Tripp and Jessica Rendell have lived on Richards Island in the Apalachicola Bay harvesting, selling, and cooking oysters for decades. During this time, their children – Carina, Bobby, and Roy Lee – grew up to take over the harvesting business (Carina), take over the family restaurant (Bobby) and run off into the wider world to become a lawyer and political activist (Roy Lee). Through the eyes of Carina, we watch life and work change throughout the bay throughout these decades, and witness the ways corporate, environmental and political policy focused more on wealth than the lives of the people and the conservation of the bay led to increasing poverty, decreasing oyster production, and the ongoing destruction of the bay. But when her latest series of law suits seeking aid and reparation stall in the courts, Roy Lee moves back home and forms a plan for taking back the bay, raising up the people, and fighting for the Rendells’ way of life.

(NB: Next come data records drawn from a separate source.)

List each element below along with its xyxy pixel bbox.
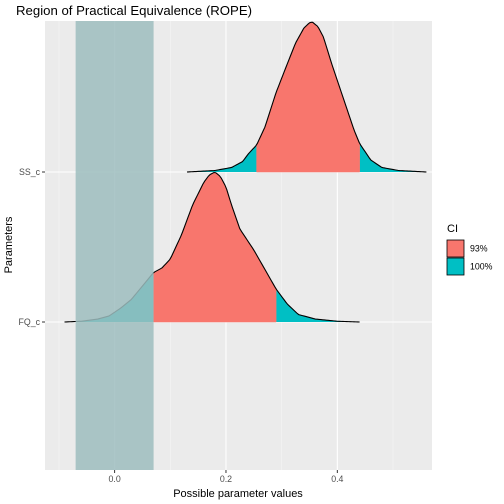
x-tick-label: 0.4 <box>331 474 343 484</box>
x-tick-label: 0.2 <box>220 474 232 484</box>
x-axis-title: Possible parameter values <box>173 488 303 500</box>
y-tick-label: SS_c <box>19 167 41 177</box>
ridge-SS_c-ci100-left <box>186 145 257 172</box>
legend-key-ci93 <box>446 239 465 258</box>
y-axis-title: Parameters <box>3 216 15 273</box>
ridge-SS_c-outline <box>186 21 427 173</box>
rope-band <box>75 21 154 470</box>
legend-title: CI <box>447 223 458 235</box>
chart-title: Region of Practical Equivalence (ROPE) <box>16 3 252 18</box>
y-tick-label: FQ_c <box>18 317 40 327</box>
legend-label-ci100: 100% <box>470 262 493 272</box>
legend-key-ci100 <box>446 257 465 276</box>
ridge-SS_c-ci100-right <box>359 143 427 172</box>
legend-label-ci93: 93% <box>470 244 488 254</box>
x-tick-label: 0.0 <box>108 474 120 484</box>
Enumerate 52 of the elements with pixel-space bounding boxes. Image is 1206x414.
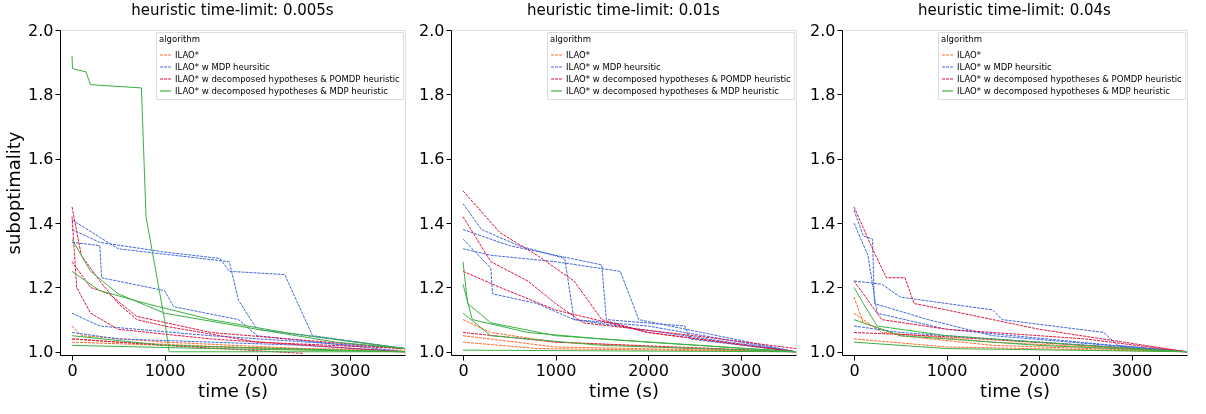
y-tick-label: 1.6 (419, 149, 445, 169)
chart-title: heuristic time-limit: 0.04s (918, 1, 1112, 19)
y-tick-label: 1.6 (28, 149, 54, 169)
legend-title: algorithm (550, 34, 592, 44)
x-tick-label: 0 (67, 360, 78, 380)
x-tick-label: 2000 (1019, 360, 1060, 380)
y-tick-label: 1.4 (419, 213, 445, 233)
x-tick-label: 2000 (628, 360, 669, 380)
legend-label: ILAO* (175, 50, 200, 60)
x-tick-label: 2000 (237, 360, 278, 380)
x-tick-label: 0 (458, 360, 469, 380)
chart-title: heuristic time-limit: 0.005s (131, 1, 334, 19)
legend-label: ILAO* w MDP heursitic (957, 62, 1053, 72)
chart-title: heuristic time-limit: 0.01s (527, 1, 721, 19)
y-tick-label: 1.2 (810, 277, 836, 297)
y-tick-label: 1.2 (419, 277, 445, 297)
y-tick-label: 1.8 (810, 84, 836, 104)
y-tick-label: 2.0 (28, 20, 54, 40)
x-axis-title: time (s) (589, 379, 659, 401)
x-tick-label: 1000 (926, 360, 968, 380)
legend-label: ILAO* (957, 50, 982, 60)
legend-label: ILAO* w decomposed hypotheses & MDP heuristic (957, 86, 1171, 96)
y-tick-label: 1.4 (810, 213, 836, 233)
y-tick-label: 1.6 (810, 149, 836, 169)
legend-label: ILAO* (566, 50, 591, 60)
legend-label: ILAO* w decomposed hypotheses & POMDP heuristic (175, 74, 401, 84)
legend-label: ILAO* w MDP heursitic (566, 62, 662, 72)
y-tick-label: 1.4 (28, 213, 54, 233)
x-tick-label: 3000 (329, 360, 371, 380)
y-tick-label: 1.8 (419, 84, 445, 104)
legend-label: ILAO* w decomposed hypotheses & MDP heuristic (175, 86, 389, 96)
y-tick-label: 1.0 (810, 342, 836, 362)
x-tick-label: 3000 (720, 360, 762, 380)
x-tick-label: 0 (849, 360, 860, 380)
y-tick-label: 1.8 (28, 84, 54, 104)
y-tick-label: 1.2 (28, 277, 54, 297)
y-tick-label: 2.0 (810, 20, 836, 40)
legend-label: ILAO* w MDP heursitic (175, 62, 271, 72)
x-tick-label: 3000 (1111, 360, 1153, 380)
y-tick-label: 1.0 (419, 342, 445, 362)
legend-title: algorithm (159, 34, 201, 44)
y-tick-label: 1.0 (28, 342, 54, 362)
x-tick-label: 1000 (144, 360, 186, 380)
legend-label: ILAO* w decomposed hypotheses & POMDP heuristic (957, 74, 1183, 84)
y-tick-label: 2.0 (419, 20, 445, 40)
y-axis-title: suboptimality (3, 131, 25, 255)
x-axis-title: time (s) (198, 379, 268, 401)
x-tick-label: 1000 (535, 360, 577, 380)
legend-label: ILAO* w decomposed hypotheses & POMDP heuristic (566, 74, 792, 84)
legend-label: ILAO* w decomposed hypotheses & MDP heuristic (566, 86, 780, 96)
x-axis-title: time (s) (980, 379, 1050, 401)
legend-title: algorithm (941, 34, 983, 44)
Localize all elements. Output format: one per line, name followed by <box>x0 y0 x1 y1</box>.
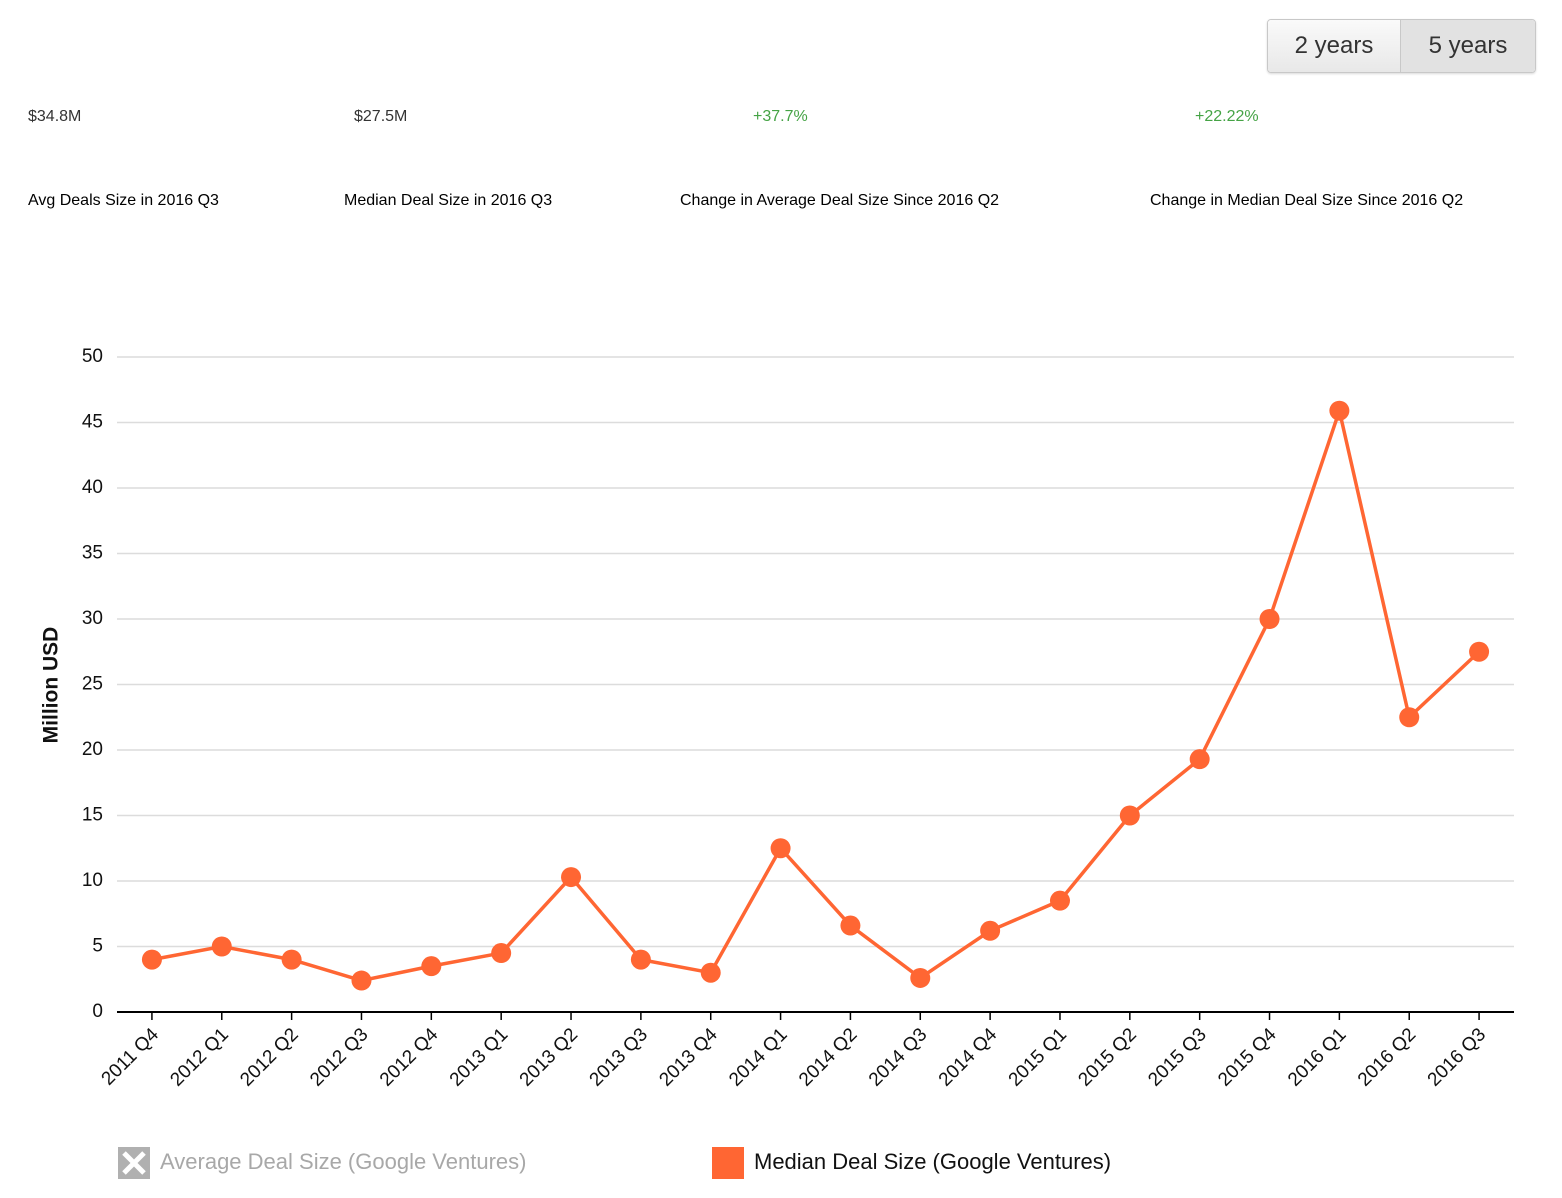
series-line <box>151 404 1481 983</box>
x-tick-label: 2012 Q4 <box>376 1024 443 1091</box>
legend-label: Average Deal Size (Google Ventures) <box>160 1149 526 1174</box>
stat-label: Change in Average Deal Size Since 2016 Q… <box>680 192 1000 209</box>
data-point <box>1329 400 1350 421</box>
x-tick-label: 2014 Q3 <box>865 1024 931 1090</box>
data-point <box>281 949 302 970</box>
x-tick-label: 2014 Q4 <box>935 1024 1002 1091</box>
data-point <box>561 867 582 888</box>
legend-x <box>122 1151 146 1175</box>
stat-label: Change in Median Deal Size Since 2016 Q2 <box>1150 192 1464 209</box>
data-point <box>141 949 162 970</box>
legend-label: Median Deal Size (Google Ventures) <box>754 1149 1111 1174</box>
data-point <box>1189 749 1210 770</box>
data-point <box>980 920 1001 941</box>
data-point <box>491 943 512 964</box>
x-tick-label: 2016 Q3 <box>1424 1024 1490 1090</box>
y-tick-label: 35 <box>82 543 103 564</box>
x-tick-label: 2015 Q1 <box>1005 1024 1071 1090</box>
data-point <box>421 956 442 977</box>
range-toggle: 2 years 5 years <box>1267 19 1536 73</box>
y-tick-label: 30 <box>82 608 103 629</box>
stat-value: +37.7% <box>753 108 808 125</box>
y-tick-label: 40 <box>82 477 103 498</box>
x-tick-label: 2015 Q4 <box>1214 1024 1281 1091</box>
y-tick-label: 15 <box>82 805 103 826</box>
x-tick-label: 2012 Q3 <box>306 1024 372 1090</box>
stat-value: +22.22% <box>1195 108 1259 125</box>
data-point <box>630 949 651 970</box>
x-tick-label: 2013 Q1 <box>446 1024 512 1090</box>
x-tick-label: 2016 Q2 <box>1354 1024 1420 1090</box>
x-tick-label: 2012 Q1 <box>166 1024 232 1090</box>
y-tick-label: 5 <box>92 936 103 957</box>
x-tick-label: 2013 Q2 <box>516 1024 582 1090</box>
stat-value: $27.5M <box>354 108 408 125</box>
x-tick-label: 2014 Q2 <box>795 1024 861 1090</box>
stat-label: Avg Deals Size in 2016 Q3 <box>28 192 219 209</box>
data-point <box>211 936 232 957</box>
x-tick-label: 2014 Q1 <box>725 1024 791 1090</box>
x-tick-label: 2013 Q4 <box>655 1024 722 1091</box>
range-button[interactable]: 2 years <box>1268 20 1400 72</box>
y-tick-label: 50 <box>82 346 103 367</box>
range-button[interactable]: 5 years <box>1400 20 1535 72</box>
data-point <box>1119 805 1140 826</box>
x-tick-label: 2012 Q2 <box>236 1024 302 1090</box>
x-tick-label: 2015 Q2 <box>1075 1024 1141 1090</box>
data-point <box>910 967 931 988</box>
y-tick-label: 20 <box>82 739 103 760</box>
data-point <box>1469 641 1490 662</box>
x-tick-label: 2015 Q3 <box>1144 1024 1210 1090</box>
data-point <box>700 962 721 983</box>
data-point <box>351 970 372 991</box>
y-axis-label: Million USD <box>40 627 63 744</box>
y-tick-label: 45 <box>82 412 103 433</box>
x-tick-label: 2011 Q4 <box>98 1024 164 1090</box>
legend-swatch <box>712 1147 744 1179</box>
stat-value: $34.8M <box>28 108 82 125</box>
x-tick-label: 2016 Q1 <box>1284 1024 1350 1090</box>
y-tick-label: 25 <box>82 674 103 695</box>
data-point <box>770 838 791 859</box>
data-point <box>1259 609 1280 629</box>
data-point <box>840 915 861 936</box>
stat-label: Median Deal Size in 2016 Q3 <box>344 192 553 209</box>
x-tick-label: 2013 Q3 <box>586 1024 652 1090</box>
data-point <box>1399 707 1420 728</box>
y-tick-label: 0 <box>92 1001 103 1022</box>
y-tick-label: 10 <box>82 870 103 891</box>
data-point <box>1049 890 1070 911</box>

Other People’s Oysters may be read entirely for pleasure and used in courses focused on social movements, families, class dynamics, politics, environmentalism, mental diversity, sexualities, gender, rural and small town cultures, intersectionality or the American southeast.

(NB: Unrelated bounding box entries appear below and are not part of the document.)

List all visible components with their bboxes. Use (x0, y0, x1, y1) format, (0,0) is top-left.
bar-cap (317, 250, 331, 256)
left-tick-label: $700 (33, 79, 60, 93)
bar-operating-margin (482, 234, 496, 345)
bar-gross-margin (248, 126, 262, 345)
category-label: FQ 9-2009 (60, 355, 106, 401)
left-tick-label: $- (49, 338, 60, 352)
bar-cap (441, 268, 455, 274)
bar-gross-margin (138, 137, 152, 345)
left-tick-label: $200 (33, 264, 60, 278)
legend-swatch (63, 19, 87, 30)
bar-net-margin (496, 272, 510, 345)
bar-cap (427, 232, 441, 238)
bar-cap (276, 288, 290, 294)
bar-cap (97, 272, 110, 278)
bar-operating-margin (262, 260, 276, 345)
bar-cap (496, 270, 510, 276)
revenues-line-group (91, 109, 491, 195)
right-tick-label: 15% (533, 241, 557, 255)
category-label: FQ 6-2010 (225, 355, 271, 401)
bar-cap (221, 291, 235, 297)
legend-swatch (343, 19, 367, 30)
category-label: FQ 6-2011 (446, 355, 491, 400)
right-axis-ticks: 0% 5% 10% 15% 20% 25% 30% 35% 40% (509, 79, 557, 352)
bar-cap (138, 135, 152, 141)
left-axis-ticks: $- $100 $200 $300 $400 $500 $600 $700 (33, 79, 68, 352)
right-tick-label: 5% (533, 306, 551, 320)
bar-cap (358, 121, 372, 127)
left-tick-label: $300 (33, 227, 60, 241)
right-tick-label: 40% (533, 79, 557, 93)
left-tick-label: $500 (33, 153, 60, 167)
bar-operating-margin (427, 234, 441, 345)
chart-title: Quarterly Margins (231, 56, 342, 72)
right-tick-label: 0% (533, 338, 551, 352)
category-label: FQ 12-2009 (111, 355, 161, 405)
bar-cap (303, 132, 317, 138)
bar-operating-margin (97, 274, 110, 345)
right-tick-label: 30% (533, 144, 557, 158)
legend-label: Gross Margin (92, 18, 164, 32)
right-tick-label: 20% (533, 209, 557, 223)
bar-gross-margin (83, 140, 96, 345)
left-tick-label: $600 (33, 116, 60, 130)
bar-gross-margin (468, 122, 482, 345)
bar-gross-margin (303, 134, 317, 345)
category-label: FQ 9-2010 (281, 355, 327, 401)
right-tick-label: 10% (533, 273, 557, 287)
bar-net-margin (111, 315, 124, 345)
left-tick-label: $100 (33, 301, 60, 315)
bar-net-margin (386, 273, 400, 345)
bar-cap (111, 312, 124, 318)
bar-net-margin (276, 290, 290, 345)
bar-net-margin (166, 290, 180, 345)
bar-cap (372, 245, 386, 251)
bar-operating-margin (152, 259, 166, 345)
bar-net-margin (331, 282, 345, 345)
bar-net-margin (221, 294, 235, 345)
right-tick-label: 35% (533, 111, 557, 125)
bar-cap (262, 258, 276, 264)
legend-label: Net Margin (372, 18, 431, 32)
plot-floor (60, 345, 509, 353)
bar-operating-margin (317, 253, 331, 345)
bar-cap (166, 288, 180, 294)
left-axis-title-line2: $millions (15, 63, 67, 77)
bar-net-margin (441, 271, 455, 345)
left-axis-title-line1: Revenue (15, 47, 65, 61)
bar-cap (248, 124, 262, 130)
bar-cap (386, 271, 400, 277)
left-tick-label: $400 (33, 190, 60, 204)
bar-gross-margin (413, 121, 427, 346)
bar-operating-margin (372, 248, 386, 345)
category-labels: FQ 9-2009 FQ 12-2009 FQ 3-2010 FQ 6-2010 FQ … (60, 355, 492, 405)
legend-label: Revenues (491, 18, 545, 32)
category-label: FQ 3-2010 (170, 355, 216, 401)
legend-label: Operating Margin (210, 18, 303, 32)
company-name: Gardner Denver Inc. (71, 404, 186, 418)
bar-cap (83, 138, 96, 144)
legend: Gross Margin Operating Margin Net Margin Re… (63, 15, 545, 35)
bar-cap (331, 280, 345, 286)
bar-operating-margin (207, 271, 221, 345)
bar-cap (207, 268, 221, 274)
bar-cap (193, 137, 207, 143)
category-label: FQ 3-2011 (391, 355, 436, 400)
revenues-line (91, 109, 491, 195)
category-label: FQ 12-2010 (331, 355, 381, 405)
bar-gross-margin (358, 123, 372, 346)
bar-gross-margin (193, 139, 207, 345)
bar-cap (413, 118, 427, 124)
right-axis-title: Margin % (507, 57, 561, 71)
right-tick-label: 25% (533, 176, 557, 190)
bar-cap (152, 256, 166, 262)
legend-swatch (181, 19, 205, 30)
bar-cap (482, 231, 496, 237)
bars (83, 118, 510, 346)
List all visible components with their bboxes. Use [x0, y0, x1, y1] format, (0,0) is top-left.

Alexandra “Xan” C. H. Nowakowski, Ph.D., M.P.H., is an Assistant Professor in Geriatrics and Behavioral Sciences & Social Medicine at the Florida State University College of Medicine. J. E. Sumerau, Ph.D. is an assistant professor of sociology at the University of Tampa.

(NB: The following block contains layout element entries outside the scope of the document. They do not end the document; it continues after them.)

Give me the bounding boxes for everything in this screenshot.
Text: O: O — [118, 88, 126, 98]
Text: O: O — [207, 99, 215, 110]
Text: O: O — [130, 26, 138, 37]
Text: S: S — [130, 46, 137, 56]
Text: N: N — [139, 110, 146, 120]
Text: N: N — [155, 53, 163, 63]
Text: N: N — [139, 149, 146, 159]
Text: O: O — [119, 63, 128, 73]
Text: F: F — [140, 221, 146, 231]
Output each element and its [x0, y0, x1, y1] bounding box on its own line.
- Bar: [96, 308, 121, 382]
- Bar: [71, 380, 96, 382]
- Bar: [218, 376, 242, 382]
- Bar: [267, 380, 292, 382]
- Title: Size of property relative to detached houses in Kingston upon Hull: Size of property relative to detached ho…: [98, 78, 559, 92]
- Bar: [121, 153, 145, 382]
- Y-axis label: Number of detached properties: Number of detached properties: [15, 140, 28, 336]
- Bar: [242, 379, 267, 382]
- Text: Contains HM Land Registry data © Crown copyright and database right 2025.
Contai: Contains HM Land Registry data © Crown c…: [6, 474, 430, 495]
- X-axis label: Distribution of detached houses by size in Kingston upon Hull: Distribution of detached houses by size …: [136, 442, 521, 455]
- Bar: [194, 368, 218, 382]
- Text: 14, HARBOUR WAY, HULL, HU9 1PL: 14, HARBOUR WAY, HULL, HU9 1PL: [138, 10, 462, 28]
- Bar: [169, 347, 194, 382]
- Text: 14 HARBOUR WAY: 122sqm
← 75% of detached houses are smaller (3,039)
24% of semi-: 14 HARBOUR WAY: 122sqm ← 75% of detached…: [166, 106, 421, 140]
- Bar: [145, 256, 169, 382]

The targeted readership of this book will include college students in classes focused on sociology, environmental issues, LGBT studies, economic inequalities, social movements, family studies, health and well being, relationships, psychology, social work, and public health. Alongside college students, this book will may find use as pleasure and/or thought-provoking reading for literary audiences, mystery readers, and readers interested in general fiction, southern fiction, and fiction focused on families and communities.